My curiosity was peaked when I saw her on an ABC News report. She is a former beach volleyball star, 6 feet 3 inches tall with a size 12 shoe. She is also a "what is, is" kind of person. So I could identify with her on more than one level. (I am an athlete, 6 feet 2 1/4 inches, weigh about the same, wear a size 13, and am a "what is, is" kind of person too.) I do not use the F-Bomb, ever, but she apologizes for that up front.
She talks about the realities of marriage and raising a young family. She caused a firestorm when she said the word "submit" in her book, “To truly be feminine means being soft, receptive, and — look out, here it comes — submissive.” I love it! She is so practical about life and doesn't think we can "have it all." So true!

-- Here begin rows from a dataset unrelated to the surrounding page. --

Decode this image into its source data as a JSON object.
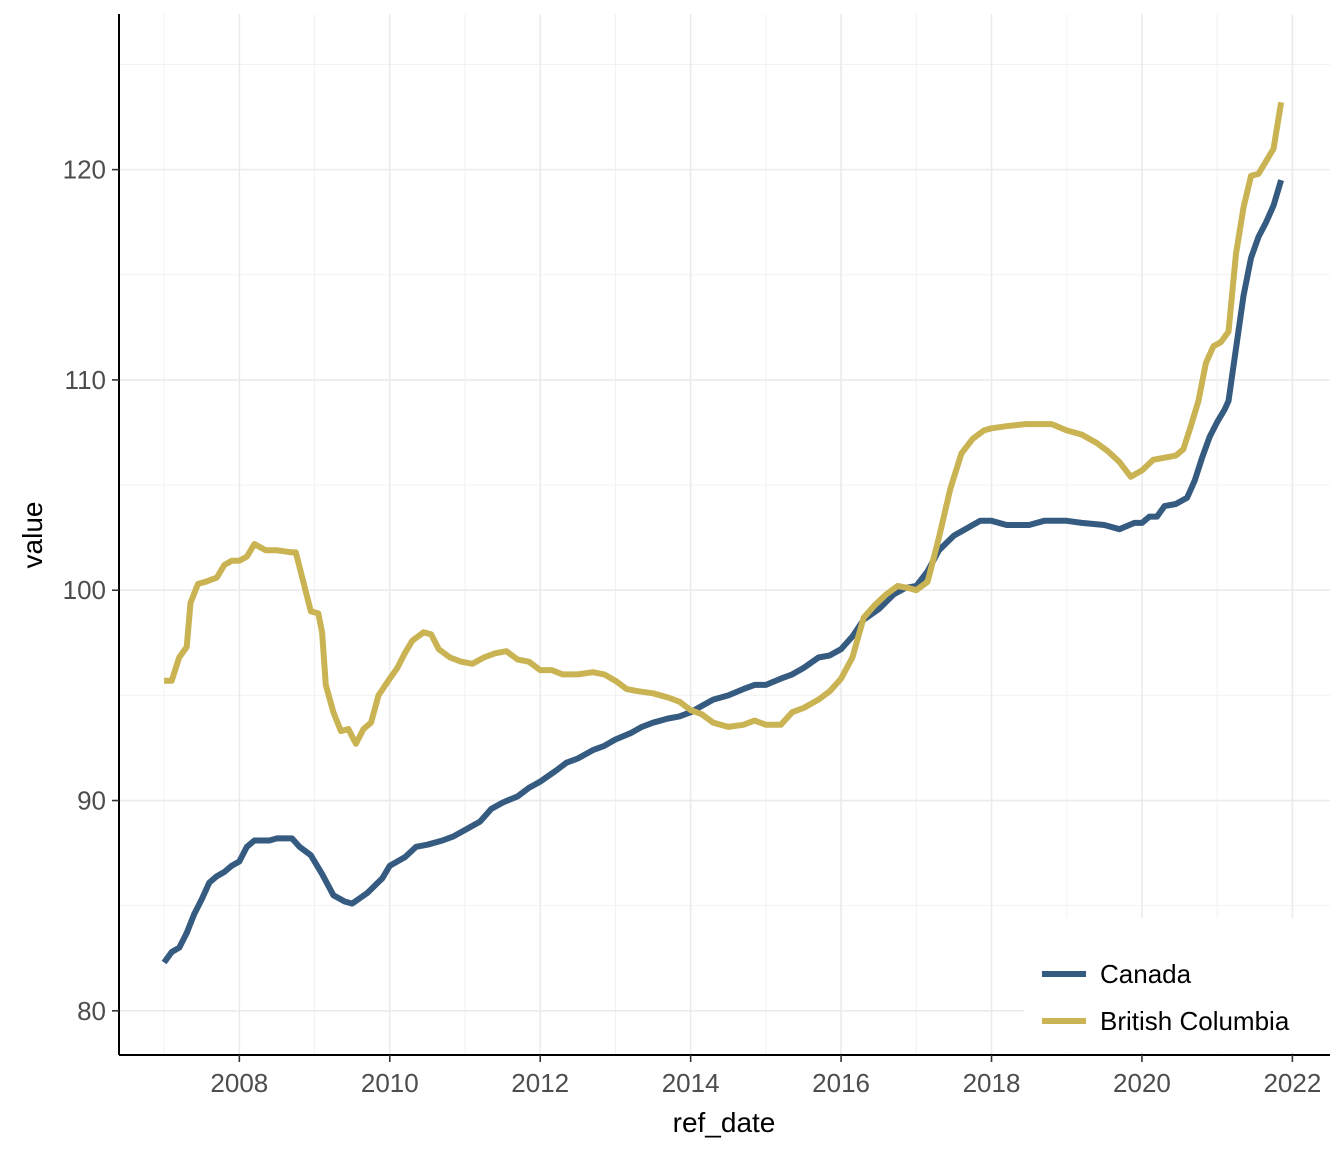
{
  "chart_data": {
    "type": "line",
    "xlabel": "ref_date",
    "ylabel": "value",
    "x_ticks": [
      "2008",
      "2010",
      "2012",
      "2014",
      "2016",
      "2018",
      "2020",
      "2022"
    ],
    "y_ticks": [
      "80",
      "90",
      "100",
      "110",
      "120"
    ],
    "xlim": [
      2006.4,
      2022.5
    ],
    "ylim": [
      77.9,
      127.4
    ],
    "grid": true,
    "legend_position": "bottom-right",
    "series": [
      {
        "name": "Canada",
        "color": "#365B80",
        "points": [
          [
            2007.0,
            82.3
          ],
          [
            2007.1,
            82.8
          ],
          [
            2007.2,
            83.0
          ],
          [
            2007.3,
            83.7
          ],
          [
            2007.4,
            84.6
          ],
          [
            2007.5,
            85.3
          ],
          [
            2007.6,
            86.1
          ],
          [
            2007.7,
            86.4
          ],
          [
            2007.8,
            86.6
          ],
          [
            2007.9,
            86.9
          ],
          [
            2008.0,
            87.1
          ],
          [
            2008.1,
            87.8
          ],
          [
            2008.2,
            88.1
          ],
          [
            2008.4,
            88.1
          ],
          [
            2008.5,
            88.2
          ],
          [
            2008.7,
            88.2
          ],
          [
            2008.8,
            87.8
          ],
          [
            2008.95,
            87.4
          ],
          [
            2009.1,
            86.5
          ],
          [
            2009.25,
            85.5
          ],
          [
            2009.4,
            85.2
          ],
          [
            2009.5,
            85.1
          ],
          [
            2009.7,
            85.6
          ],
          [
            2009.9,
            86.3
          ],
          [
            2010.0,
            86.9
          ],
          [
            2010.2,
            87.3
          ],
          [
            2010.35,
            87.8
          ],
          [
            2010.5,
            87.9
          ],
          [
            2010.7,
            88.1
          ],
          [
            2010.85,
            88.3
          ],
          [
            2011.0,
            88.6
          ],
          [
            2011.2,
            89.0
          ],
          [
            2011.35,
            89.6
          ],
          [
            2011.5,
            89.9
          ],
          [
            2011.7,
            90.2
          ],
          [
            2011.85,
            90.6
          ],
          [
            2012.0,
            90.9
          ],
          [
            2012.2,
            91.4
          ],
          [
            2012.35,
            91.8
          ],
          [
            2012.5,
            92.0
          ],
          [
            2012.7,
            92.4
          ],
          [
            2012.85,
            92.6
          ],
          [
            2013.0,
            92.9
          ],
          [
            2013.2,
            93.2
          ],
          [
            2013.35,
            93.5
          ],
          [
            2013.5,
            93.7
          ],
          [
            2013.7,
            93.9
          ],
          [
            2013.85,
            94.0
          ],
          [
            2014.0,
            94.2
          ],
          [
            2014.15,
            94.5
          ],
          [
            2014.3,
            94.8
          ],
          [
            2014.5,
            95.0
          ],
          [
            2014.7,
            95.3
          ],
          [
            2014.85,
            95.5
          ],
          [
            2015.0,
            95.5
          ],
          [
            2015.2,
            95.8
          ],
          [
            2015.35,
            96.0
          ],
          [
            2015.5,
            96.3
          ],
          [
            2015.7,
            96.8
          ],
          [
            2015.85,
            96.9
          ],
          [
            2016.0,
            97.2
          ],
          [
            2016.15,
            97.8
          ],
          [
            2016.3,
            98.6
          ],
          [
            2016.5,
            99.1
          ],
          [
            2016.7,
            99.8
          ],
          [
            2016.85,
            100.1
          ],
          [
            2017.0,
            100.2
          ],
          [
            2017.15,
            100.9
          ],
          [
            2017.3,
            101.9
          ],
          [
            2017.5,
            102.6
          ],
          [
            2017.7,
            103.0
          ],
          [
            2017.85,
            103.3
          ],
          [
            2018.0,
            103.3
          ],
          [
            2018.2,
            103.1
          ],
          [
            2018.5,
            103.1
          ],
          [
            2018.7,
            103.3
          ],
          [
            2019.0,
            103.3
          ],
          [
            2019.2,
            103.2
          ],
          [
            2019.5,
            103.1
          ],
          [
            2019.7,
            102.9
          ],
          [
            2019.9,
            103.2
          ],
          [
            2020.0,
            103.2
          ],
          [
            2020.1,
            103.5
          ],
          [
            2020.2,
            103.5
          ],
          [
            2020.3,
            104.0
          ],
          [
            2020.45,
            104.1
          ],
          [
            2020.6,
            104.4
          ],
          [
            2020.7,
            105.2
          ],
          [
            2020.8,
            106.3
          ],
          [
            2020.9,
            107.3
          ],
          [
            2021.0,
            108.0
          ],
          [
            2021.1,
            108.6
          ],
          [
            2021.15,
            109.0
          ],
          [
            2021.25,
            111.5
          ],
          [
            2021.35,
            114.0
          ],
          [
            2021.45,
            115.8
          ],
          [
            2021.55,
            116.8
          ],
          [
            2021.65,
            117.5
          ],
          [
            2021.75,
            118.3
          ],
          [
            2021.85,
            119.5
          ]
        ]
      },
      {
        "name": "British Columbia",
        "color": "#C9B353",
        "points": [
          [
            2007.0,
            95.7
          ],
          [
            2007.1,
            95.7
          ],
          [
            2007.2,
            96.8
          ],
          [
            2007.3,
            97.3
          ],
          [
            2007.35,
            99.4
          ],
          [
            2007.45,
            100.3
          ],
          [
            2007.55,
            100.4
          ],
          [
            2007.7,
            100.6
          ],
          [
            2007.8,
            101.2
          ],
          [
            2007.9,
            101.4
          ],
          [
            2008.0,
            101.4
          ],
          [
            2008.1,
            101.6
          ],
          [
            2008.2,
            102.2
          ],
          [
            2008.35,
            101.9
          ],
          [
            2008.5,
            101.9
          ],
          [
            2008.7,
            101.8
          ],
          [
            2008.75,
            101.8
          ],
          [
            2008.85,
            100.4
          ],
          [
            2008.95,
            99.0
          ],
          [
            2009.05,
            98.9
          ],
          [
            2009.1,
            98.0
          ],
          [
            2009.15,
            95.5
          ],
          [
            2009.25,
            94.2
          ],
          [
            2009.35,
            93.3
          ],
          [
            2009.45,
            93.4
          ],
          [
            2009.55,
            92.7
          ],
          [
            2009.65,
            93.4
          ],
          [
            2009.75,
            93.7
          ],
          [
            2009.85,
            95.0
          ],
          [
            2010.0,
            95.8
          ],
          [
            2010.1,
            96.3
          ],
          [
            2010.2,
            97.0
          ],
          [
            2010.3,
            97.6
          ],
          [
            2010.45,
            98.0
          ],
          [
            2010.55,
            97.9
          ],
          [
            2010.65,
            97.2
          ],
          [
            2010.8,
            96.8
          ],
          [
            2010.95,
            96.6
          ],
          [
            2011.1,
            96.5
          ],
          [
            2011.25,
            96.8
          ],
          [
            2011.4,
            97.0
          ],
          [
            2011.55,
            97.1
          ],
          [
            2011.7,
            96.7
          ],
          [
            2011.85,
            96.6
          ],
          [
            2012.0,
            96.2
          ],
          [
            2012.15,
            96.2
          ],
          [
            2012.3,
            96.0
          ],
          [
            2012.5,
            96.0
          ],
          [
            2012.7,
            96.1
          ],
          [
            2012.85,
            96.0
          ],
          [
            2013.0,
            95.7
          ],
          [
            2013.15,
            95.3
          ],
          [
            2013.3,
            95.2
          ],
          [
            2013.5,
            95.1
          ],
          [
            2013.7,
            94.9
          ],
          [
            2013.85,
            94.7
          ],
          [
            2014.0,
            94.3
          ],
          [
            2014.15,
            94.1
          ],
          [
            2014.3,
            93.7
          ],
          [
            2014.5,
            93.5
          ],
          [
            2014.7,
            93.6
          ],
          [
            2014.85,
            93.8
          ],
          [
            2015.0,
            93.6
          ],
          [
            2015.2,
            93.6
          ],
          [
            2015.35,
            94.2
          ],
          [
            2015.5,
            94.4
          ],
          [
            2015.7,
            94.8
          ],
          [
            2015.85,
            95.2
          ],
          [
            2016.0,
            95.8
          ],
          [
            2016.15,
            96.8
          ],
          [
            2016.3,
            98.7
          ],
          [
            2016.45,
            99.3
          ],
          [
            2016.6,
            99.8
          ],
          [
            2016.75,
            100.2
          ],
          [
            2016.9,
            100.1
          ],
          [
            2017.0,
            100.0
          ],
          [
            2017.15,
            100.4
          ],
          [
            2017.3,
            102.5
          ],
          [
            2017.45,
            104.8
          ],
          [
            2017.6,
            106.5
          ],
          [
            2017.75,
            107.2
          ],
          [
            2017.9,
            107.6
          ],
          [
            2018.0,
            107.7
          ],
          [
            2018.2,
            107.8
          ],
          [
            2018.45,
            107.9
          ],
          [
            2018.65,
            107.9
          ],
          [
            2018.8,
            107.9
          ],
          [
            2019.0,
            107.6
          ],
          [
            2019.2,
            107.4
          ],
          [
            2019.4,
            107.0
          ],
          [
            2019.55,
            106.6
          ],
          [
            2019.7,
            106.1
          ],
          [
            2019.85,
            105.4
          ],
          [
            2020.0,
            105.7
          ],
          [
            2020.15,
            106.2
          ],
          [
            2020.3,
            106.3
          ],
          [
            2020.45,
            106.4
          ],
          [
            2020.55,
            106.7
          ],
          [
            2020.65,
            107.8
          ],
          [
            2020.75,
            109.0
          ],
          [
            2020.85,
            110.8
          ],
          [
            2020.95,
            111.6
          ],
          [
            2021.05,
            111.8
          ],
          [
            2021.15,
            112.3
          ],
          [
            2021.25,
            116.0
          ],
          [
            2021.35,
            118.2
          ],
          [
            2021.45,
            119.7
          ],
          [
            2021.55,
            119.8
          ],
          [
            2021.65,
            120.4
          ],
          [
            2021.75,
            121.0
          ],
          [
            2021.85,
            123.2
          ]
        ]
      }
    ]
  }
}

She gets into diet and exercise and had some practical advice about all of that when I thought that the book was going to be mostly about her marriage to the famous surfer, Laird Hamilton. It was OK with me because I am into diet and exercise, and it is part of our emotional well-being as wives and mothers.
It is almost as if Gabrielle has looked at a message about women that I wrote in the late 1990's about the four "C's" (comparing leads to being crestfallen, competitive, or challenged). She writes a similar thing:
I learned early on never to measure myself against another teammate. There were always going to be girls who were bigger, stronger, and faster than I was, and girls whom I was bigger, stronger, and faster than. I realized I had to just do my thing, and work hard at what I knew I was good at. When I saw a chick that was a bada--, my goal was to acknowledge it without being threatened by her talent or her power . . .
I think it's important for women to get that attitude going, where we can celebrate one another for what we excel in, without comparing or competing. It's ugly when we pull one another down, and it does nothing to improve the quality of our lives. And in the same way it's self-sabotage to envy people; you should strive not to feel smug when you're obviously better than the person next to you -- that's poisonous in it own way.
I always remember the old saying, "comparison is the death of happiness."Amen to my twin (minus the F-bombs), Gabby!